Recent efforts by BlackRock and other institutional investors (e.g., ISS) are encouraging the corporations in which they invest to more affirmatively pursue a "social purpose" and respond more directly to societal challenges. This effort may have unintended tax exemption consequences for large tax exempt health care systems.

As many general counsel are aware, one of the concerns expressed by Congress in the recent Tax Cuts and Jobs Act legislative process is that the nonprofit health care sector (including the health care sector) is inexorably drifting towards the purely commercial sector (and thus should be taxed accordingly). These concerns—and earlier concerns expressed by Congress—have included the consistency of exempt status with several factors: e.g., (i) the emergence of the "nation-sized" nonprofits—organizations that are national (or even global) in scope and scale; (ii) the blurring of the line between tax exempt and commercial health care; and (iii) highly complex, perceived lucrative executive compensation arrangements. The challenge to the tax exempt community is to commit greater effort toward communicating (and documenting)—for both internal and external audiences—how the delivery of health care services and, more broadly, the promotion of the health for the benefit of the community through other means by a tax exempt, non-profit model is distinguishable from the delivery of such services through a proprietary model and, accordingly, worthy of the tax "subsidy" given to such systems.
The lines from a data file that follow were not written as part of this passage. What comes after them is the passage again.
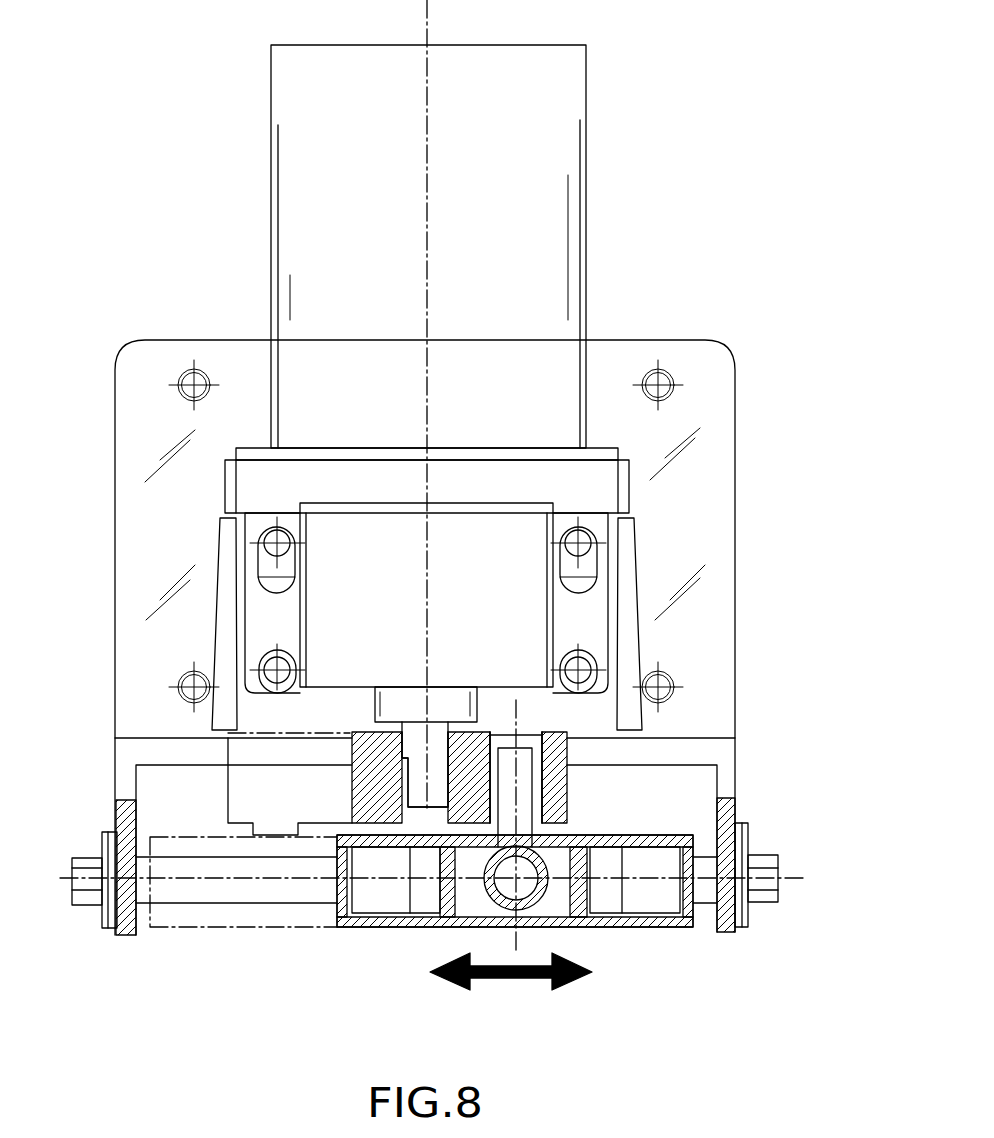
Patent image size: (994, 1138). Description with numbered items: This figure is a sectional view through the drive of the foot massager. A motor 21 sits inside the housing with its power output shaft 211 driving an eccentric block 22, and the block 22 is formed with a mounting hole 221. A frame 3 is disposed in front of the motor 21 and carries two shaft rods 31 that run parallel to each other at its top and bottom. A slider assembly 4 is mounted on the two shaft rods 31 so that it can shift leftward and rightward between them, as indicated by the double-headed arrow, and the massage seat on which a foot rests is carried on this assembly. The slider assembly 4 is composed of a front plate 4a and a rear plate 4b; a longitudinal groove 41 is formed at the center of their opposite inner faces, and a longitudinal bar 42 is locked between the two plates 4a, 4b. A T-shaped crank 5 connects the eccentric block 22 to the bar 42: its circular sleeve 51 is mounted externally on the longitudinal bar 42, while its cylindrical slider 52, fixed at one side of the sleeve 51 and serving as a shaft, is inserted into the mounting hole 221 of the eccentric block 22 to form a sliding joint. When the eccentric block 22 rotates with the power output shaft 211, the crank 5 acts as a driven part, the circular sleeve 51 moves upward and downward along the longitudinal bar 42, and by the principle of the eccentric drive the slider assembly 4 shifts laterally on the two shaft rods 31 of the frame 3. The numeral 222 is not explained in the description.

The motor 21 is at (307, 158).
The power output shaft 211 is at (418, 740).
The eccentric block 22 is at (377, 792).
The mounting hole 221 is at (528, 737).
The holder block 222 is at (438, 746).
The crank 5 is at (668, 754).
The circular sleeve 51 is at (548, 856).
The cylindrical slider 52 is at (517, 786).
The frame 3 is at (124, 824).
The shaft rods 31 is at (234, 890).
The slider assembly 4 is at (496, 915).
The front plate 4a is at (808, 875).
The rear plate 4b is at (693, 857).
The longitudinal groove 41 is at (545, 905).
The longitudinal bar 42 is at (524, 932).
The BlackRock and ISS messages suggest the benefit of accelerating such efforts. BlackRock clearly intends to motivate companies to focus both on making a positive contribution to society, as well as on financial performance. To the extent for-profit health companies increase their emphasis on pursuing a social purpose, it is conceivable that some regulators and legislators may find it more difficult to make the distinction between taxable and tax exempt health care models. To be sure, the "sky is not falling" from a tax exempt status perspective. The necessary distinction can be highlighted through tangible steps: e.g., emphasizing the achievement of charitable purposes through the strategic plan; including language in board resolutions about how specific board actions reflect the intention that those actions serve charitable purposes; highlighting research and education that broadly benefits the public; confirming that the compliance officer monitors compliance with the various Section 501(r) requirements for charitable hospitals; and negotiating provisions in key service agreements, joint venture agreements and major transaction documents that preserve the tax exempt organization's control over the accomplishment of exempt purposes and prevent unreasonable benefits to private parties.